Something else that came up from one interviewee was the notion of ‘the fiction of self-employment’. Interviewees mentioned the minimal impact public job centres tend to have, and that the approach favored by the latest governments tended to be promoting self-employment over other types of work. While there are public programs to support the unemployed, they seem insufficient and most people have no idea they even exist. There is a widespread lack of information.
Photo by Pablo Gonzalez
Privacy and information asymmetries
There was a persistent – although not always explicit – concern about privacy among all interviewees, likely fed by the processes of institutional discrimination they often experience and read about. For example, the province of Salta (Argentina) signed an agreement with Microsoft in 2017 to use artificial intelligence to prevent teenage pregnancy and school dropout, choosing a group of 397 vulnerable school girls as subjects (Web). It was controversial, critics seeing it as a control mechanism targeting individuals in vulnerable situations who never gave their consent. One called for the need to “remember that only the users of public services are subjected to these systems”, and that elites can turn to private providers and maintain greater control over their data and preserve their privacy (PrivacyInt). With your DNI number being linked to your public transport card, said one interviewee, “they just know all your movements”. And in fact, despite some digital security advancements, most of us Internet users feel very-easily identified. Our actual identity might not be known right away, but can be inferred with enough access to our data (like geolocation data) (Policy Brief Identity).
Photo by Paz Bernaldo
The second main theme coming out of my research can be described as ‘information asymmetries’.

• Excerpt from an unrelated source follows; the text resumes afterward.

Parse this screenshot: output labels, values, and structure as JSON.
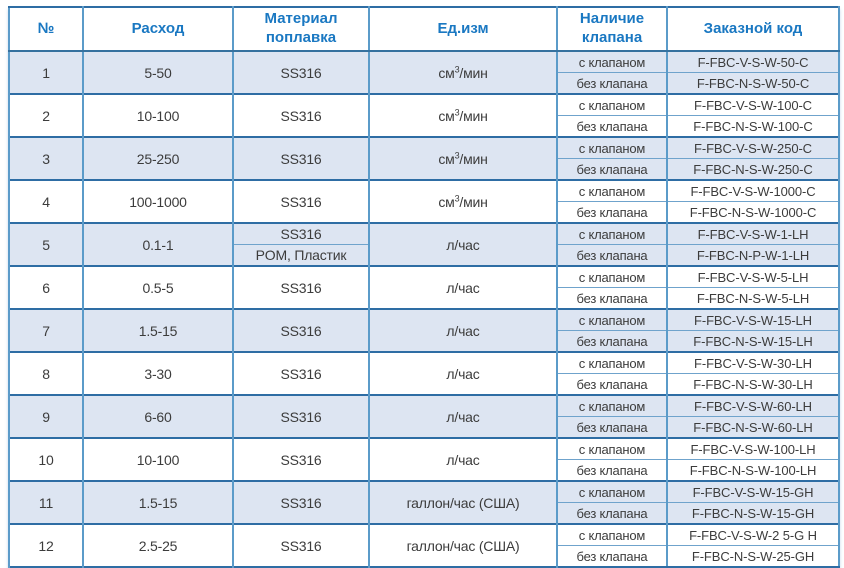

In his blog “Digital Identity: Evolving, or just cloning itself?”, Robin Wilton reviews the 2017 “Principles on Identification” World Bank report, in which the main premise is that full participation in society and achieving our potential depends on the ability to identify ourselves. But the document, despite proposing a principle on reducing information asymmetries, says Wilton, doesn’t consider the ‘real information asymmetries’ – those taking place between us individuals and “those entities that can intimately identify (and track, and profile, and monetize) us without any sort of trusted enrolment”. Wilton calls for including anonymity and pseudonymity as requirements, so that digital identity systems evolve, and not simply clone themselves.
Photo by Darwin Quispe
Those living in countries with decades-old systems of identification go through “trusted enrolment processes” (whether they should be actually trusted is another issue). But in today’s data-driven internet, the likes of Google, Amazon, Facebook or any similar company are exempt from these processes. They haven’t given us trustworthy credentials, “and yet they could paint a unique and extremely intimate portrait of our identities”. Interviewees often expressed an uncomfortable feeling of lack of control over their data, and mentioned their attempts to limit what they share online. Could it be they don’t feel at ease with such untrusted enrolments? But then why, despite their worries, haven’t they used pseudonyms or gone anonymous online? If the use of anonymity and pseudonymity to manage our digital identities are seen as essential, then there remains plenty of work to do.